For five decades, no world conflict has received nearly the disproportionate attention of the Israeli-Palestinian conflict. This attention manifests itself not only in United Nations Resolutions, but also in a remarkable abundance of academic scholarship, literature, conferences, symposiums, etc. But if there were any positive relationship between academic obsession and results on the ground, then Palestine would be the glaring anomaly. The remarkable quality and quantity of international resources dedicated to conflict resolution in Palestine demonstrates that sometimes more is less. And as the One State Conference indicates, there is no other field so dominated by experts without expertise.

Why have these endeavors been so futile? It is worth considering the causes of academia’s collective failure to be relevant and helpful.

Perhaps the failure cannot be placed on academia, especially when other fine explanations abound: The lack of balance between the two sides, the obsession with the “right to return,” and the failure of specific political actors are only a few among many. Nonetheless, in addition to those issues, universities and academic scholarship have tended to function more as echo chambers and less as a medium for genuine understanding and resolution. The central cause of this phenomenon is quite simple—no one rewards compromise and moderation. Being relevant in the field nearly requires selling out to one of the sides.

Ideally, academia in any sphere ought to facilitate dialogue toward compromise and away from violence. In this regard, many critics of the conference attacked it for its one-sided participants. That may be true, but it is hard to imagine a conference where the two academic sides would sit down and politely discuss real solutions.

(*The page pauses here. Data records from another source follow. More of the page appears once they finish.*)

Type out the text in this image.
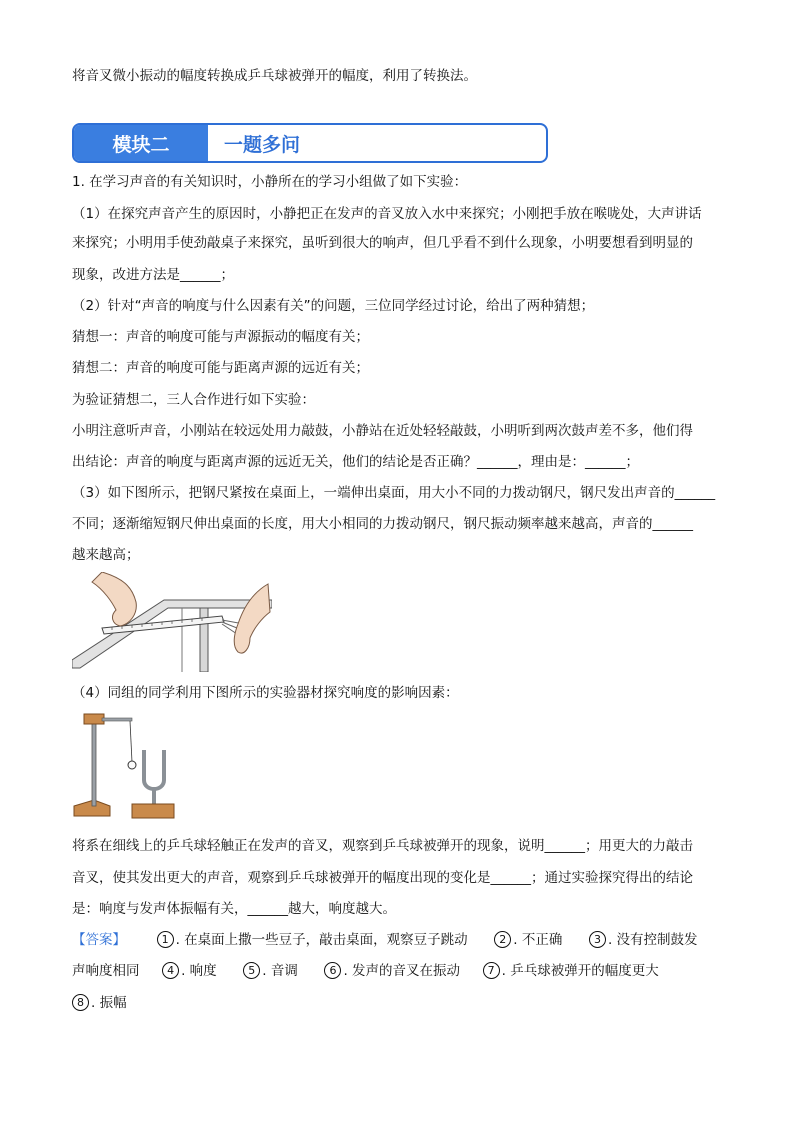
将音叉微小振动的幅度转换成乒乓球被弹开的幅度，利用了转换法。
模块二	一题多问
1. 在学习声音的有关知识时，小静所在的学习小组做了如下实验：
（1）在探究声音产生的原因时，小静把正在发声的音叉放入水中来探究；小刚把手放在喉咙处，大声讲话
来探究；小明用手使劲敲桌子来探究，虽听到很大的响声，但几乎看不到什么现象，小明要想看到明显的
现象，改进方法是______；
（2）针对“声音的响度与什么因素有关”的问题，三位同学经过讨论，给出了两种猜想；
猜想一：声音的响度可能与声源振动的幅度有关；
猜想二：声音的响度可能与距离声源的远近有关；
为验证猜想二，三人合作进行如下实验：
小明注意听声音，小刚站在较远处用力敲鼓，小静站在近处轻轻敲鼓，小明听到两次鼓声差不多，他们得
出结论：声音的响度与距离声源的远近无关，他们的结论是否正确？______，理由是：______；
（3）如下图所示，把钢尺紧按在桌面上，一端伸出桌面，用大小不同的力拨动钢尺，钢尺发出声音的______
不同；逐渐缩短钢尺伸出桌面的长度，用大小相同的力拨动钢尺，钢尺振动频率越来越高，声音的______
越来越高；
（4）同组的同学利用下图所示的实验器材探究响度的影响因素：
将系在细线上的乒乓球轻触正在发声的音叉，观察到乒乓球被弹开的现象，说明______；用更大的力敲击
音叉，使其发出更大的声音，观察到乒乓球被弹开的幅度出现的变化是______；通过实验探究得出的结论
是：响度与发声体振幅有关，______越大，响度越大。
【答案】	1 . 在桌面上撒一些豆子，敲击桌面，观察豆子跳动	2 . 不正确	3 . 没有控制鼓发
声响度相同	4 . 响度	5 . 音调	6 . 发声的音叉在振动	7 . 乒乓球被弹开的幅度更大
8 . 振幅
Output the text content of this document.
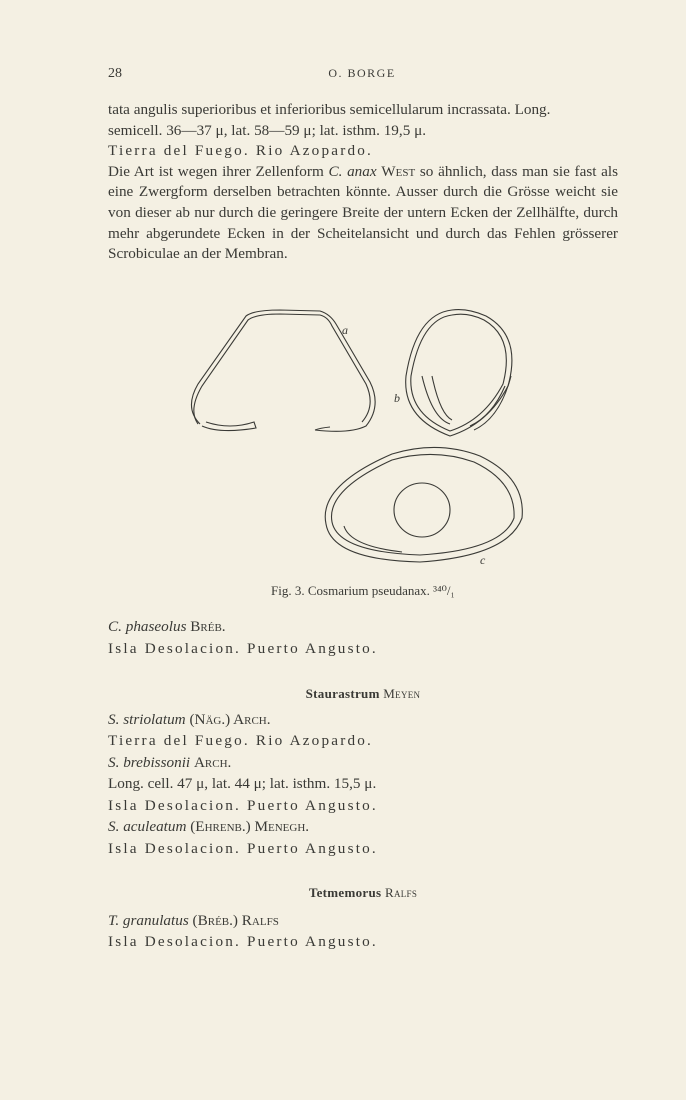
28	O. BORGE

tata angulis superioribus et inferioribus semicellularum incrassata. Long.

semicell. 36—37 μ, lat. 58—59 μ; lat. isthm. 19,5 μ.

Tierra del Fuego. Rio Azopardo.

Die Art ist wegen ihrer Zellenform C. anax West so ähnlich, dass man sie fast als eine Zwergform derselben betrachten könnte. Ausser durch die Grösse weicht sie von dieser ab nur durch die geringere Breite der untern Ecken der Zellhälfte, durch mehr abgerundete Ecken in der Scheitelansicht und durch das Fehlen grösserer Scrobiculae an der Membran.

a
b
c
Fig. 3. Cosmarium pseudanax. ³⁴⁰/₁

C. phaseolus Bréb.

Isla Desolacion. Puerto Angusto.

Staurastrum Meyen

S. striolatum (Näg.) Arch.

Tierra del Fuego. Rio Azopardo.

S. brebissonii Arch.

Long. cell. 47 μ, lat. 44 μ; lat. isthm. 15,5 μ.

Isla Desolacion. Puerto Angusto.

S. aculeatum (Ehrenb.) Menegh.

Isla Desolacion. Puerto Angusto.

Tetmemorus Ralfs

T. granulatus (Bréb.) Ralfs

Isla Desolacion. Puerto Angusto.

One clear example of the destructive rhetoric utilized during the debate surrounding the One State Conference is the recurrence of false analogy. For instance, Alan M. Dershowitz asked us to consider this thought experiment: What would Harvard’s response be to a conference on the topic “Are the Palestinians Really a People?” Recommending a single state in Palestine cannot be equated to questioning the legitimacy of an ethnic identity. Additionally, proponents of the conference inappropriately compared Israel’s political climate with apartheid in South Africa multiple times, using “Desmond Tutu said so” as more or less infallible evidence.

In case there is still any doubt, the one-state solution is infeasible for multiple significant reasons—most obviously because the desires of the majority of the people in the region, in addition to its political leaders, make it a pipe dream. It is particularly unfortunate that the Kennedy School of Government, which ought to be a paragon of realism and compromise, was instead an arena for an idea that belonged in the Folklore and Mythology department.  And although this conference gathered a lot of attention from a variety of pundits, those who wield power in Israel and the Palestinian territories likely respond with a scoff—if there is a response at all.

With the future of the Arab world in deep uncertainty and tensions running high with Iran, the conference is not only tone-deaf but also myopic.

This One State Conference does not warrant a passionate conclusion. Its organizers were not remarkable visionaries bravely breaking barriers—as they no doubt perceive themselves to be. Nor are they rabid radicals or anti-Semites—as some over-enthusiastic pro-Israelites would like to convince us.

Let us diagnose this as another ivory tower issue: sound and fury signifying everything to the participants and nothing to the world. Academia has let itself become a tool for magnifying extremity instead of approaching compromise, and Palestine has been worse off for it.

Eric T. Justin ’13, a former Crimson editorial executive, is a social studies concentrator in Currier House. He is spending spring 2012 abroad in Egypt. His column appears on alternate Fridays.